Being doubted by EVERYONE, than having a high revenue day and/or some very nice customer messages thanking you for your business. Priceless![]()
For the most part you are spot on, the Nail Pak thing, did require the patent, making molds for the smaller bottles, the snapon bottom thingy and the inserted nail file, and wipe pads crammed in there, don't know if she paid for a full production line of that or had to have them hand assembled, that and a minimum run of several thousand of units to get it going is where most of her money went.
For the guys with the note business, they had a chicken and egg issue and usually the only way to solve that is with $$$. They needed notes online for people to want to shop, nobody would put up their notes until their were shoppers. So they had to pay peeps with notes to post them, so the shoppers would show up, to make more people want to post more notes for more shoppers. You just have to have a way to prime that pump.
Impressive thinking on your part.
Have you noticed how some of them are simply because of getting in touch with the right people? I bet you more that one was made a success just because the shark made the call when the entrepreneur didn't. Cuban says only one company he's invested in has failed and I thought it was a good one. The lady who had the Netflix-style toy rental business. I guess they couldn't handle the traffic.

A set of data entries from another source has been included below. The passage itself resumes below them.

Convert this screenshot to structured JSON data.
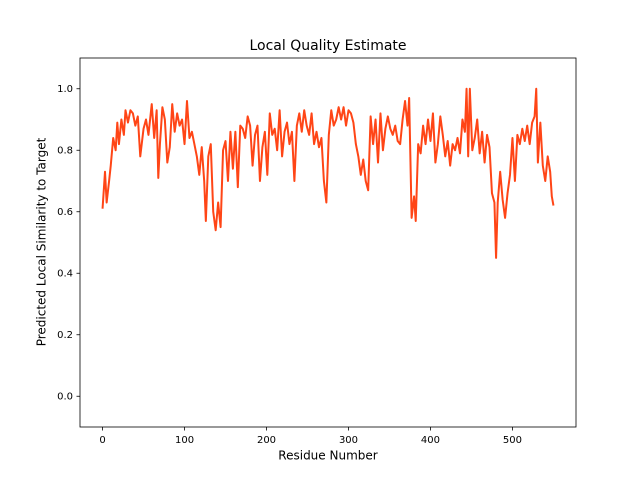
{
  "chart_data": {
    "type": "line",
    "title": "Local Quality Estimate",
    "x_label": "Residue Number",
    "y_label": "Predicted Local Similarity to Target",
    "xlim": [
      -27.5,
      577.5
    ],
    "ylim": [
      -0.1,
      1.1
    ],
    "xticks": [
      0,
      100,
      200,
      300,
      400,
      500
    ],
    "yticks": [
      {
        "value": 0,
        "label": "0.0"
      },
      0.2,
      0.4,
      0.6,
      0.8,
      {
        "value": 1,
        "label": "1.0"
      }
    ],
    "grid": false,
    "series": [
      {
        "color": "#ff4516",
        "x": [
          0,
          3,
          5,
          8,
          10,
          13,
          16,
          18,
          20,
          23,
          26,
          28,
          31,
          34,
          37,
          40,
          43,
          46,
          50,
          53,
          56,
          60,
          63,
          66,
          68,
          70,
          73,
          76,
          79,
          82,
          85,
          88,
          91,
          94,
          97,
          100,
          103,
          106,
          109,
          112,
          115,
          118,
          121,
          124,
          126,
          129,
          132,
          135,
          138,
          141,
          144,
          147,
          150,
          153,
          156,
          159,
          162,
          165,
          168,
          171,
          174,
          177,
          180,
          183,
          186,
          189,
          192,
          195,
          198,
          201,
          204,
          207,
          210,
          213,
          216,
          219,
          222,
          225,
          228,
          231,
          234,
          237,
          240,
          243,
          246,
          249,
          252,
          255,
          258,
          261,
          264,
          267,
          270,
          273,
          276,
          279,
          282,
          285,
          288,
          291,
          294,
          297,
          300,
          303,
          306,
          309,
          312,
          315,
          318,
          321,
          324,
          327,
          330,
          333,
          336,
          339,
          342,
          345,
          348,
          351,
          354,
          357,
          360,
          363,
          366,
          369,
          372,
          374,
          377,
          380,
          382,
          385,
          388,
          391,
          394,
          397,
          400,
          403,
          406,
          409,
          412,
          415,
          418,
          421,
          424,
          427,
          430,
          433,
          436,
          439,
          442,
          444,
          446,
          448,
          451,
          454,
          457,
          460,
          463,
          466,
          469,
          472,
          475,
          478,
          480,
          482,
          485,
          488,
          491,
          494,
          497,
          500,
          503,
          506,
          509,
          512,
          515,
          518,
          521,
          524,
          527,
          529,
          531,
          534,
          537,
          540,
          543,
          546,
          548,
          550
        ],
        "values": [
          0.61,
          0.73,
          0.63,
          0.7,
          0.75,
          0.84,
          0.8,
          0.89,
          0.82,
          0.9,
          0.85,
          0.93,
          0.89,
          0.93,
          0.92,
          0.88,
          0.91,
          0.78,
          0.87,
          0.9,
          0.85,
          0.95,
          0.84,
          0.93,
          0.71,
          0.82,
          0.94,
          0.9,
          0.76,
          0.81,
          0.95,
          0.86,
          0.92,
          0.88,
          0.9,
          0.82,
          0.96,
          0.84,
          0.86,
          0.82,
          0.78,
          0.72,
          0.81,
          0.7,
          0.57,
          0.78,
          0.82,
          0.6,
          0.54,
          0.63,
          0.55,
          0.8,
          0.83,
          0.7,
          0.86,
          0.74,
          0.86,
          0.68,
          0.88,
          0.87,
          0.84,
          0.91,
          0.88,
          0.75,
          0.85,
          0.88,
          0.7,
          0.81,
          0.86,
          0.72,
          0.92,
          0.85,
          0.87,
          0.8,
          0.93,
          0.78,
          0.86,
          0.89,
          0.82,
          0.86,
          0.7,
          0.88,
          0.92,
          0.86,
          0.93,
          0.88,
          0.85,
          0.92,
          0.82,
          0.86,
          0.81,
          0.84,
          0.7,
          0.63,
          0.85,
          0.93,
          0.88,
          0.9,
          0.94,
          0.9,
          0.94,
          0.88,
          0.93,
          0.92,
          0.89,
          0.82,
          0.78,
          0.72,
          0.77,
          0.7,
          0.67,
          0.91,
          0.82,
          0.9,
          0.76,
          0.92,
          0.8,
          0.87,
          0.91,
          0.87,
          0.85,
          0.88,
          0.83,
          0.82,
          0.9,
          0.96,
          0.88,
          0.97,
          0.58,
          0.65,
          0.57,
          0.82,
          0.79,
          0.88,
          0.82,
          0.9,
          0.83,
          0.92,
          0.76,
          0.82,
          0.91,
          0.85,
          0.78,
          0.83,
          0.75,
          0.82,
          0.8,
          0.84,
          0.79,
          0.9,
          0.86,
          1.0,
          0.78,
          1.0,
          0.8,
          0.84,
          0.9,
          0.79,
          0.86,
          0.76,
          0.85,
          0.81,
          0.66,
          0.63,
          0.45,
          0.63,
          0.73,
          0.64,
          0.58,
          0.66,
          0.72,
          0.84,
          0.7,
          0.85,
          0.82,
          0.87,
          0.83,
          0.88,
          0.82,
          0.89,
          0.91,
          1.0,
          0.76,
          0.89,
          0.75,
          0.7,
          0.78,
          0.73,
          0.65,
          0.62
        ]
      }
    ]
  }
}
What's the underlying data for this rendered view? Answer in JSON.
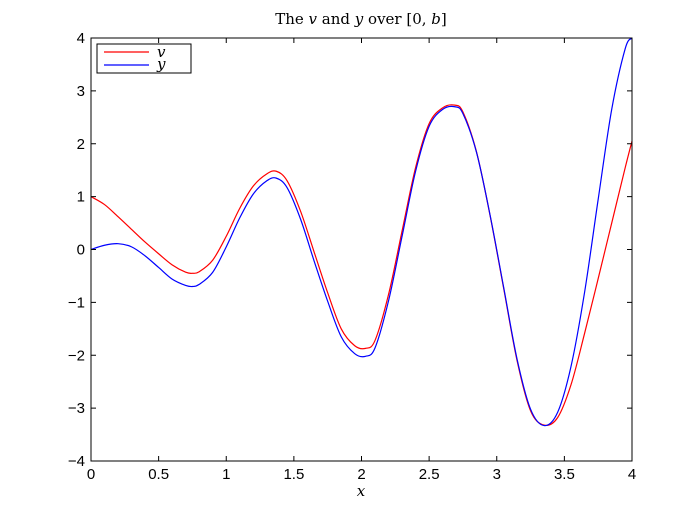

People are attracted to value...
I didn't know the toy rental one failed.
I thought I would not personally use it but thought it might do well.
I looked and of course you are right.
Their website says just what you said:
after much consideration we are sad to announce that Toyaroo will be closing. Then says they grew too fast and couldn't get more funding.
Here are the details
http://sharktankblog.com/2774/toygar...om-former-cto/
People are attracted to value...
145 kph

25 kph
I completely agree I was thinking the exact same thing while watching that show.
Also I feel the statistic of most businesses failing is closely related to people overpaying for their dream and not looking at it from a true business or should I say risk to reward standpoint. Cost management is key.
I read up on Toygaroo and I think that it is a great idea if you want Contagion to come true.![]()
I realize that certain businesses absolutely NEED startup capital, but starting from scratch sure teaches you creativity (and the need to find paying customers as soon as possible).